Y, finalmente, otro asunto irrelevante es la obsesión eclesiástica con la educación. La psicología que subyace en la moral católica es sumamente conductista. Da la impresión de que bastaría con que los eclesiásticos controlaran el comportamiento de los niños para que éstos, de adultos, les hicieran caso. Es algo así como considerar a la persona una especie de robot programable cuando todos sabemos que la vida y sus circunstancias nos van moldeando y que muchos hemos cambiado de opinión por el mero transcurso del tiempo. Esto también les pasa a los eclesiásticos e incluso a sus líderes que reniegan hoy de importantes opiniones que tenían no hace más de cincuenta años e incluso alardean de que nunca fue esa la doctrina católica. Les falla la memoria algo que no nos pasa a los que, por edad, presenciamos cómo la Iglesia, que calificó de Cruzada nuestra guerra civil, fue cómplice del franquismo en tantas represiones.

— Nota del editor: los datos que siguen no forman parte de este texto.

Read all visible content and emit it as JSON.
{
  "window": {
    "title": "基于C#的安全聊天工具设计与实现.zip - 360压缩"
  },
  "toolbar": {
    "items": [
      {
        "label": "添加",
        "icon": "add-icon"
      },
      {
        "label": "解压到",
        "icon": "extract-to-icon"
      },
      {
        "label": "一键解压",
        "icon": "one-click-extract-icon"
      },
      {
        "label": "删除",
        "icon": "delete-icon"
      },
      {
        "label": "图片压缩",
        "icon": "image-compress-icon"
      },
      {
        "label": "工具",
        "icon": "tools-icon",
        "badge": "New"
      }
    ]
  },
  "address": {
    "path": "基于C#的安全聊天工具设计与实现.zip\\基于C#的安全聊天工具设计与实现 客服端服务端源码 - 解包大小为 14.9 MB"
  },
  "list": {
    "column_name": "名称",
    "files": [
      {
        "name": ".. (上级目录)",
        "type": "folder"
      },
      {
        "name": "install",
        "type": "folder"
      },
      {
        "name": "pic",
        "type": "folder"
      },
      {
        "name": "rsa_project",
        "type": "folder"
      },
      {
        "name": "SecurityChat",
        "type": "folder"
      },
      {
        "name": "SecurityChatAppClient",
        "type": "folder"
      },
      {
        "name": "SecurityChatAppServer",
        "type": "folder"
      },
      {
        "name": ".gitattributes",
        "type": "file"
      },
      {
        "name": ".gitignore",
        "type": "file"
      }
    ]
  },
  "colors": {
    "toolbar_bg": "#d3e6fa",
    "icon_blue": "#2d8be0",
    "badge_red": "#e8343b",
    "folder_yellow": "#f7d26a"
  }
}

La irrelevancia social del mundo eclesiástico es paralela a una sequedad doctrinal que se ha fraguado como consecuencia del conservadurismo imperante. La burocracia curial cerró bruscamente las ventanas que había abierto el Concilio Vaticano II para que entrara el aire fresco y renovara el pensamiento católico. Se ha apagado el profetismo que pudiera buscar nuevas causas para la misión evangélica. Ya no hay apenas teólogos que se atrevan a pensar porque la lealtad a la tradición es el único valor aceptable. Y en contrapartida crecen los líderes populistas que acaudillan grupos sectarios como el Opus Dei o los Legionarios de Cristo, empeñados en mantener a las gentes en esa misma lealtad y en el temor a las novedades y dispuestos a entrar en guerras de religión que diseñan las autoridades y que se parecen sospechosamente a los radicalismos islamistas. No en balde, los líderes políticos americanos se llenan la boca de encargos divinos para acompañar e incluso fundamentar sus aventuras bélicas. Y es que no hay peor patriotismo que el religioso. Perseguir a los enemigos de Dios es una vieja costumbre que ni siquiera la irrelevancia de lo eclesiástico en la sociedad ha detenido suficientemente.